Roger Waters – “Comfortably Numb 2022” – Todo fã do Pink Floyd que se preze conhece essa música, uma das faixas do álbum The Wall. Só que ela acaba de ganhar uma nova versão, mais sombria, em regravação de Roger Waters, com vocais adicionais feitos por Shanay Johnson.
Don Letts – “Outta Sync” – Você deve conhecer Don Letts da época em que fez parte do Big Audio Dynamite. Pode ter visto alguns dos vídeos que ele dirigiu, como o de "Pass The Dutchie", sucesso do grupo juvenil Musical Youth. Ou talvez já tenha ouvido alguns de seus programas na BBC. Mas só agora, aos 66 anos, Don se prepara para lançar um disco seu. A primeira amostra é este single.
Gaye Su Aykol – "Sen Benim Mağaramsın” – Não é todo dia que se ouve pop da Turquia, muito menos blues-rock psicodélico independente. Pois aqui está sua chance, graças ao quarto álbum da vocalista Gaye, aqui soando muito aparentada com o Black Keys.
Phony Ppl– “to get home”– O jovem quinteto do Brooklyn projeta seu funk adiante, seguindo na tradição de grandes como Earth, Wind & Fire mas mirando no futuro, aqui alavancados pelos vocais doces de Leon Thomas e pela metaleira suingadíssima dos Soul Rebels de Nova Orleans.
A Certain Ratio – “Afro Dizzy” – Veteranos da dance music britânica, o adorado quarteto de Manchester precede seu novo álbum, 1982, com um single compartilhado com o rapper Chunky e a cantora de neo soul Ellen Beth Abdi.
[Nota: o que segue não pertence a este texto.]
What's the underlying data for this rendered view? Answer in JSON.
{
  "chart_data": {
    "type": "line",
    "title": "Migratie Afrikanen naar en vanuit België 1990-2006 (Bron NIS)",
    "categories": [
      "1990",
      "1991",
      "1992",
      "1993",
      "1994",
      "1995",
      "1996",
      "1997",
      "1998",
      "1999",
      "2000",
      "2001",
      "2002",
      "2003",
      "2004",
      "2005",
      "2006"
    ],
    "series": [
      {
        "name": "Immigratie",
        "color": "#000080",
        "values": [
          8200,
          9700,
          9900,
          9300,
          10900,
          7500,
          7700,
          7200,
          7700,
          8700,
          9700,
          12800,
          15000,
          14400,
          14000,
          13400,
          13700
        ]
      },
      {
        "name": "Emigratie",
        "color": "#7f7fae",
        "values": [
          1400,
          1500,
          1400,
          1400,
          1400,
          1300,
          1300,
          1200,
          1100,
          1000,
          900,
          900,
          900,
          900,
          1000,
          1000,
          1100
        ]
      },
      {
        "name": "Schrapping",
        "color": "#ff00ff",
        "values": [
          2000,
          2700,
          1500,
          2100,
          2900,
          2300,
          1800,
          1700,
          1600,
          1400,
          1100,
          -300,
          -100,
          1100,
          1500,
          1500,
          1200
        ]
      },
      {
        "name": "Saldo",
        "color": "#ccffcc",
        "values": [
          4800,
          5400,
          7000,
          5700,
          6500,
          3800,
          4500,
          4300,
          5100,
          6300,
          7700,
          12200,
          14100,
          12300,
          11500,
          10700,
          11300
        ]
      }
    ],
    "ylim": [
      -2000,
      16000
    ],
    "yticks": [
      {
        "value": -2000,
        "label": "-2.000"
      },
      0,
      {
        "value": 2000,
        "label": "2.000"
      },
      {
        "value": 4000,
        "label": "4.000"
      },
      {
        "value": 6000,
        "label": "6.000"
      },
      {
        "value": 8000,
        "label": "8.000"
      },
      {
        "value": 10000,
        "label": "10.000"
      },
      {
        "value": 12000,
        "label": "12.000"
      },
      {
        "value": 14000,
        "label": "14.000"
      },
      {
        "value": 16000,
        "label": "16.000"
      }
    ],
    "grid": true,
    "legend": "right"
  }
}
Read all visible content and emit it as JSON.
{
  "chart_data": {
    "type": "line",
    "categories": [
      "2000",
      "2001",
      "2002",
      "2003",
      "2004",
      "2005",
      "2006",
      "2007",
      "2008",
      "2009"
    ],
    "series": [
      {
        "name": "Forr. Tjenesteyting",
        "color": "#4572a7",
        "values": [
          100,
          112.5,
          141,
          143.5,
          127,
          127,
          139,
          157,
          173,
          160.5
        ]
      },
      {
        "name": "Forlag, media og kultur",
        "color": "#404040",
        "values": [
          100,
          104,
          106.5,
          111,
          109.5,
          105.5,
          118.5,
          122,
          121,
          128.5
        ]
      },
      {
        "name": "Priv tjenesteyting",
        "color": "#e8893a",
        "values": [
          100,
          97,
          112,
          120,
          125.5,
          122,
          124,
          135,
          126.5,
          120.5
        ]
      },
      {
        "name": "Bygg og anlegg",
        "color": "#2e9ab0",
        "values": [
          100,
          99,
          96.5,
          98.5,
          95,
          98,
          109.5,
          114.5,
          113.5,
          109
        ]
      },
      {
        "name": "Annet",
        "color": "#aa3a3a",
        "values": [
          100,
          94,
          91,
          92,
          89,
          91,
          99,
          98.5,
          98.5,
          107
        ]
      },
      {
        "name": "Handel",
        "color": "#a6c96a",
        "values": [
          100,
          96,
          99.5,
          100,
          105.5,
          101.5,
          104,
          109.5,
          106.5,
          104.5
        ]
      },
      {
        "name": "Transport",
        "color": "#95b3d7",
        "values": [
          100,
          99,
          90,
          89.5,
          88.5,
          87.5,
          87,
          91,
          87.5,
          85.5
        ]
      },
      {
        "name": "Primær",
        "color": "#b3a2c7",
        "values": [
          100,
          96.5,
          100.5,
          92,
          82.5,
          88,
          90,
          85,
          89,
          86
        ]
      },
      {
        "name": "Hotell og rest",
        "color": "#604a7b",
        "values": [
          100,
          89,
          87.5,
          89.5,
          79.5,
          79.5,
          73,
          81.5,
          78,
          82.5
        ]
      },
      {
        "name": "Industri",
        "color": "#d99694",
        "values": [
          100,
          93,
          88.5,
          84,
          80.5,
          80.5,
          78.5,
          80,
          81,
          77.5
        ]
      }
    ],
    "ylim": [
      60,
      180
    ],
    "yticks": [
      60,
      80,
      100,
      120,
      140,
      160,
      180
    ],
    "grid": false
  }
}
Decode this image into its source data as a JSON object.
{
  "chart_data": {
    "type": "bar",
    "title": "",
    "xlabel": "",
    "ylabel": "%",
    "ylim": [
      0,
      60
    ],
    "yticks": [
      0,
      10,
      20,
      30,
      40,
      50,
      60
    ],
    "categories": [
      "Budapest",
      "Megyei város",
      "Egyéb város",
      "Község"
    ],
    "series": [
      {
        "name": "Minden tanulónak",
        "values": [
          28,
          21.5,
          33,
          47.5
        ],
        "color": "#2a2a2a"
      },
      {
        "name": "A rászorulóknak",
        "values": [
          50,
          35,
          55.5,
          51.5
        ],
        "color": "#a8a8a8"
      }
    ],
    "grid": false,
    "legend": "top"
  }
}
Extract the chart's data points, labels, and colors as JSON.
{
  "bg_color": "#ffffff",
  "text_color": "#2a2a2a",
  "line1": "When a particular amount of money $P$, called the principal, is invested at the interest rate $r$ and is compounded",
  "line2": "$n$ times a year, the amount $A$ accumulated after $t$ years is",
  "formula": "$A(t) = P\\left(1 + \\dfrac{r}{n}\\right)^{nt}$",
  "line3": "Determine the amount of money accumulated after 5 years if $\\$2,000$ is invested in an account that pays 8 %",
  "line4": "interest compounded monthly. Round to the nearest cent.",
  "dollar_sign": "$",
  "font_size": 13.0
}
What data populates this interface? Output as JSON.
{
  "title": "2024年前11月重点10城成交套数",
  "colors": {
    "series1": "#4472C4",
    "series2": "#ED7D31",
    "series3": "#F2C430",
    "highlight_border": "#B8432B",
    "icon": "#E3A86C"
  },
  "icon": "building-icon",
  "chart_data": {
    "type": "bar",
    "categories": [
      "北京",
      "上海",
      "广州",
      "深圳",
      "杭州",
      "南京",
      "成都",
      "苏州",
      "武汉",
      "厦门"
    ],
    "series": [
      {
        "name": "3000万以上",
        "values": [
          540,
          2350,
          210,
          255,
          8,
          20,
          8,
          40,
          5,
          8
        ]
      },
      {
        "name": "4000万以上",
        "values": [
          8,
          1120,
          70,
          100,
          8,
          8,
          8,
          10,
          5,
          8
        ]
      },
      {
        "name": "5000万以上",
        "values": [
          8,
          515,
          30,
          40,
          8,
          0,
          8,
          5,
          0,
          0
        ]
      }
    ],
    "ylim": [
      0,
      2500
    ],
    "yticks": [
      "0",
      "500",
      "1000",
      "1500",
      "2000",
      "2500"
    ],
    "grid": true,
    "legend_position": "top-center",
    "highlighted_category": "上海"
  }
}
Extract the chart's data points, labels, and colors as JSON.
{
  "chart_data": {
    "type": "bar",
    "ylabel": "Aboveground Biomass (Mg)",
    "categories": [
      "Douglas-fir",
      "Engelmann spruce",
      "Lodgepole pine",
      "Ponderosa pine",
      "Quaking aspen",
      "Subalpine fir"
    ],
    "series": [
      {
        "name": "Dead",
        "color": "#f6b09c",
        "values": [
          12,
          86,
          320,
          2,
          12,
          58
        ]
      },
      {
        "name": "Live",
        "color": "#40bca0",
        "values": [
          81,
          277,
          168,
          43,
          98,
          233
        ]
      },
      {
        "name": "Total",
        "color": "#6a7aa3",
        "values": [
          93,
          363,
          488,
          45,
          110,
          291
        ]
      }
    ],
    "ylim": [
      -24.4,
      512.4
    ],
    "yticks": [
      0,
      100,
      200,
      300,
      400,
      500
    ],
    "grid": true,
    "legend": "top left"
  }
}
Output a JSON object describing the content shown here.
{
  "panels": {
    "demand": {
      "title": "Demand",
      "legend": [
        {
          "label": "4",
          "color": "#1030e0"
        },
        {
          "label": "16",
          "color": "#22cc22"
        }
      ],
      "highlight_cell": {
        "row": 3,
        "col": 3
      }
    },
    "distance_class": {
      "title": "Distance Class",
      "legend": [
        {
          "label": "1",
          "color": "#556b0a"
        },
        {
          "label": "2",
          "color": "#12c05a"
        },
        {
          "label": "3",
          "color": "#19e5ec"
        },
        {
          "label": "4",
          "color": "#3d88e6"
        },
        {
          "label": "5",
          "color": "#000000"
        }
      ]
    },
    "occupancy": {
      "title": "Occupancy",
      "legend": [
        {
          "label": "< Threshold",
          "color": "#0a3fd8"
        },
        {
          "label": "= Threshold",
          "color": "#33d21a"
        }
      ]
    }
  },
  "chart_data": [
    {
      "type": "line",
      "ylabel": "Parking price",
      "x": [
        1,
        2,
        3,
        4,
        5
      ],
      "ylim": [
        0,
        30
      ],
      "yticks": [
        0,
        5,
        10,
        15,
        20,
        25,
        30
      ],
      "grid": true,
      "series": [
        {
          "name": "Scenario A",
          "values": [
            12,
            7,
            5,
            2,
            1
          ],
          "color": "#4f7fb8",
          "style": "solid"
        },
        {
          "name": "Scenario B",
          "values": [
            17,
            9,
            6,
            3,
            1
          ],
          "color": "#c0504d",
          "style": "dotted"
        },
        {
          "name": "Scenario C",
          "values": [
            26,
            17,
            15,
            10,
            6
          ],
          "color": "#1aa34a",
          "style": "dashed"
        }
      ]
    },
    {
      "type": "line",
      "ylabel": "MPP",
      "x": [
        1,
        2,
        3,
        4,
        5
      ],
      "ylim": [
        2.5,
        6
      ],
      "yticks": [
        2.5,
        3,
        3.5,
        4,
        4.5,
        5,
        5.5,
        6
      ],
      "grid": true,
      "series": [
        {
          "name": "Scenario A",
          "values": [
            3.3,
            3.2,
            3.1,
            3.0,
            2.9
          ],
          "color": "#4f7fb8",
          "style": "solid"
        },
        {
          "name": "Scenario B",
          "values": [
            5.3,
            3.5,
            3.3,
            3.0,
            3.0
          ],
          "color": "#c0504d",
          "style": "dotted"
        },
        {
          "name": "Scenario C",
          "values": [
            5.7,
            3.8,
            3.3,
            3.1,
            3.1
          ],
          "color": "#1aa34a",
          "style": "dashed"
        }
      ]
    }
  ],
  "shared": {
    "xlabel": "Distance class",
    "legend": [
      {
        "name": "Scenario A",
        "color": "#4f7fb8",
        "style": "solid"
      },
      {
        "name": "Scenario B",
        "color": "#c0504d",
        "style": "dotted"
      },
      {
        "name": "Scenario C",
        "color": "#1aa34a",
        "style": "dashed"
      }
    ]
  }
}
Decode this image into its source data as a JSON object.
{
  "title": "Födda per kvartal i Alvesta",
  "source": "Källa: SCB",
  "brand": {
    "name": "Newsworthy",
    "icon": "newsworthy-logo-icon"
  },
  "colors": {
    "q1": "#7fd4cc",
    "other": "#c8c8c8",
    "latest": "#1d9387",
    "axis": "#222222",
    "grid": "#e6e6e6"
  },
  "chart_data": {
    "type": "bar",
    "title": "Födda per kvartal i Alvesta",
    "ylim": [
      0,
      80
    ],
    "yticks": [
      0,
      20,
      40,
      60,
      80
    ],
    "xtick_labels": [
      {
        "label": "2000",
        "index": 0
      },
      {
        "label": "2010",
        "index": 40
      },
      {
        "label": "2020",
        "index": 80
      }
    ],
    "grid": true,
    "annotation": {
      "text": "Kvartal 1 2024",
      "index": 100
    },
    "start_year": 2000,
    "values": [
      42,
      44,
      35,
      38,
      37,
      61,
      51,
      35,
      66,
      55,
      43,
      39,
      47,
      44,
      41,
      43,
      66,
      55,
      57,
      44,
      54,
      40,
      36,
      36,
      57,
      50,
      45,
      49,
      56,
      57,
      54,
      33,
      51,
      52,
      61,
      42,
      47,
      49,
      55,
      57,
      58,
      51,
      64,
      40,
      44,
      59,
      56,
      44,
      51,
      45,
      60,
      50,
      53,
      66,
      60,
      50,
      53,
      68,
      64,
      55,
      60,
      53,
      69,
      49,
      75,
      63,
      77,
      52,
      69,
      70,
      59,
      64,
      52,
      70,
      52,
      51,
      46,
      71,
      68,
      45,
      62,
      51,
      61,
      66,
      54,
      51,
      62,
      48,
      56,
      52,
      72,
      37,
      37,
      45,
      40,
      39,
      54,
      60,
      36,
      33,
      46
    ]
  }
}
Janis Joplin/Jorma Kaukonen – “Hesitation Blues” – Durante décadas circularam versões pirata de uma gravação feita durante um ensaio em 1964, reunindo Janis e Jorma, guitarrista do Jefferson Airplane, apelidada de "A Fita da Máquina de Escrever", porque o tempo todo consegue-se ouvir alguém datilografando ao fundo. Agora, uma versão de melhor qualidade – embora o datilógrafo permaneça audível – está saindo oficialmente.
Romy – “Strong”– A vocalista do xx juntou forças com o produtor de música eletrônica Fred Again … para criar uma faixa dance romântica e positiva.
Röyksopp/Alison Goldfrapp – “The Night”– O veterano duo norueguês de música eletrônica alimenta seu apetite por colaborações com uma participação da inglesa Goldfrapp em uma das faixas de seu novo álbum, Profound Mysteries III.
Jenny Hval – “Buffy”– O próprio título indica que esta música tem alguma ligação com a caçadora de vampiros da série de TV dos anos 1990. É uma espécie de bolero cósmico feito pela artista norueguesa, que usa a personagem como ponto de partida para falar de esperança.
Bob Dylan – “Love Sick-Version 2”– Versão alternativa da faixa de abertura do álbum Time Out Of Mind, produzido magistralmente por Daniel Lanois e lançado por Dylan em 1997, parte da 17ª (!) edição da série Bootleg, através da qual o disco é dissecado.